Six days after a ransomware attack took some Allscripts applications offline, physician practices across the country are struggling to maintain basic patient care functions, prompting some to cancel procedures and open up lines of credit to make up for lost revenue.
The ransomware attack, which hit two Allscripts data centers in North Carolina early Thursday morning, impacted roughly 1,500 clients across the country, according to a company spokesperson. That’s a small portion of the 45,000 physician practices and 180,000 physicians the company counts as clients.
But those small physician practices disrupted by the attack tell FierceHealthcare they have been paralyzed since Thursday. As of Tuesday morning, many of those practices were still unable to connect to their EHR, forcing providers to treat patients without access to their medical history. Disruptions to Allscripts patient scheduling system led some practices to cancel surgeries and tests and set up an “open clinic” to manage incoming patients without an appointment calendar.
“This one really brought us to our knees,” says Robert Dallas, the executive director of Specialty Physician Associates, a specialty clinic in Bethlehem, Pennsylvania, made up of about 20 physicians. “We have no idea when patients are showing up. We can’t access anything.”
On a customer call Monday morning, Robyn Eckerling, chief privacy and security counsel for Allscripts, said base functionality for scheduling and EHRs—including Allscripts PM and Professional EHR—were back online and the company was working to restore user permissions.
She said clients can access patient data through the company's mobile application, but other Allscripts interfaces, including clinical decision support, analytics, data extraction and regulatory reporting, is scheduled to be back online by the end of the week.
In the meantime, the outage took down Allscripts' billing and claims management applications, leaving practices wondering how they’ll manage the financial repercussions.
On Monday, Dallas was getting line of credit from his bank in order to pay staff.

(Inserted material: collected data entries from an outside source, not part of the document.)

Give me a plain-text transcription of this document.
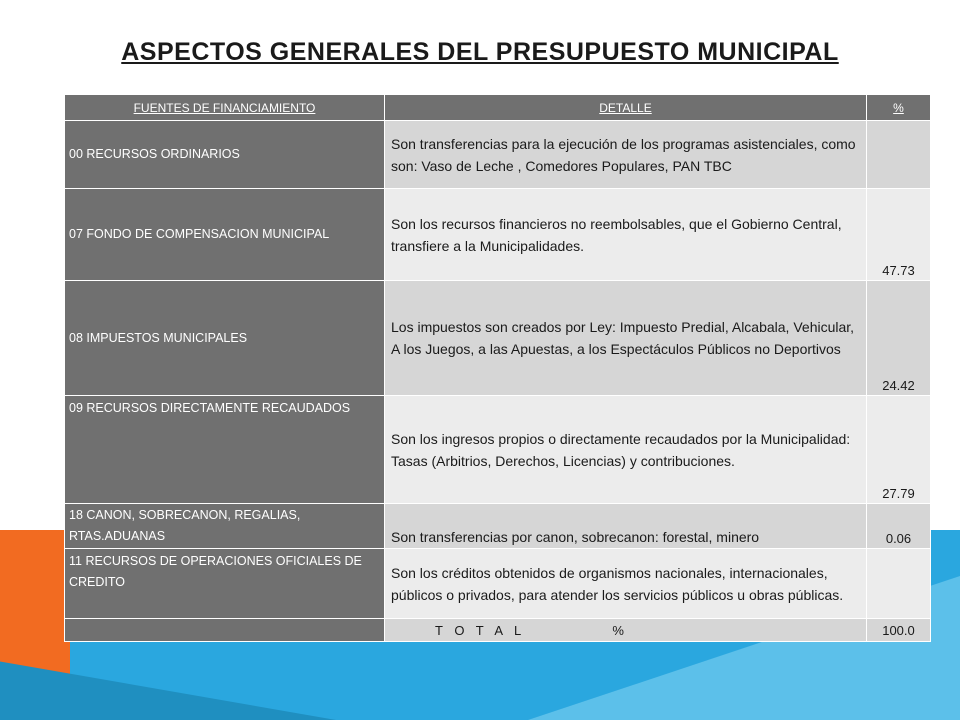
ASPECTOS GENERALES DEL PRESUPUESTO MUNICIPAL
FUENTES DE FINANCIAMIENTO	DETALLE	%
00 RECURSOS ORDINARIOS	Son transferencias para la ejecución de los programas asistenciales, como son: Vaso de Leche , Comedores Populares, PAN TBC	
07 FONDO DE COMPENSACION MUNICIPAL	Son los recursos financieros no reembolsables, que el Gobierno Central, transfiere a la Municipalidades.	47.73
08 IMPUESTOS MUNICIPALES	Los impuestos son creados por Ley: Impuesto Predial, Alcabala, Vehicular, A los Juegos, a las Apuestas, a los Espectáculos Públicos no Deportivos	24.42
09 RECURSOS DIRECTAMENTE RECAUDADOS	Son los ingresos propios o directamente recaudados por la Municipalidad: Tasas (Arbitrios, Derechos, Licencias) y contribuciones.	27.79
18 CANON, SOBRECANON, REGALIAS, RTAS.ADUANAS	Son transferencias por canon, sobrecanon: forestal, minero	0.06
11 RECURSOS DE OPERACIONES OFICIALES DE CREDITO	Son los créditos obtenidos de organismos nacionales, internacionales, públicos o privados, para atender los servicios públicos u obras públicas.	
	T O T A L %	100.0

He says the practice, which takes in about $25,000 a day in revenue, was financially crippled without the ability to file insurance claims.
Dawn Ingram, the office manager for Starkville Urology, a single-physician clinic in Mississippi, says her practice faces similar financial constraints and worries about the downstream consequences.
“It takes two weeks for a claim to be processed,” she said. “Two weeks from now, we’re going to be screwed.”
#AllScripts has poor business continuity plans. Their lack of proper updates to their servers has cost us a fortune in lost revenue, staff salary, and patient satisfaction just to name a few. We are still not operational with no firm ETA provided.— Dawn Marie Ingram (@thrdmathis) January 23, 2018
Several physician practices said they planned to filed complaints with the Office of the National Coordinator for Health IT. Allscripts maintains it is working “unceasingly to restore all services,” adding that there is no evidence any data was removed from their servers.
“Of the roughly 1,500 clients impacted, none were hospitals or large independent physician practices, and services to many already have been restored,” Allscripts spokesperson Concetta Rasiarmos said in an email to FierceHealthcare.
Beyond the disruptions to patient care, many physician practices feel jilted by Allscripts—both in the way the company has managed provider communications following the attack and because they feel they were forced to migrate to a cloud-hosted service once Allscripts replaced it’s MyWay EHR with Pro.
Several office managers said the security features of cloud-hosting was part of Allscripts’ sales pitch.
“They never gave us the option,” Dallas says. “They told us Allscripts-hosted [applications] were the better solution.”
Large practices and hospital systems that use Allscripts host applications on their own data center, which in this case minimized the impact of this particular attack on those providers. But for smaller practices, data centers are not always practical, said Mac McMillan, CEO of Cynergistek, a cybersecurity consulting firm. And providers still need to pay the extra costs of detection, response and recovery.
“What they need to do is make sure that their vendor has planned responsibly, and they understand what that means for them,” he wrote in an email to FierceHealthcare.
Despite the backlash from physician practices, McMillan says it appears Allscripts responded “very quickly and responsibly.” But that won’t shield the company from criticism. Although any company can fall victim to a cyberattack, clients often feel that since they've turned over their data, they shouldn’t have to worry about the impact of an attack.
“The lesson here is no matter what you do there is going to be a huge reputational hit absorbed when these events happen, primarily because many do not understand what it takes to recover rapidly,” he said.
But that’s not likely to soothe practices struggling to pay their bills, including overtime for employees tasked with managing the operational workaround following the outage.
“Allscripts charges us $10,000 in maintenance fees each year for their host environment,” Ingram says. "Surely there is no way they will expect that much this year.”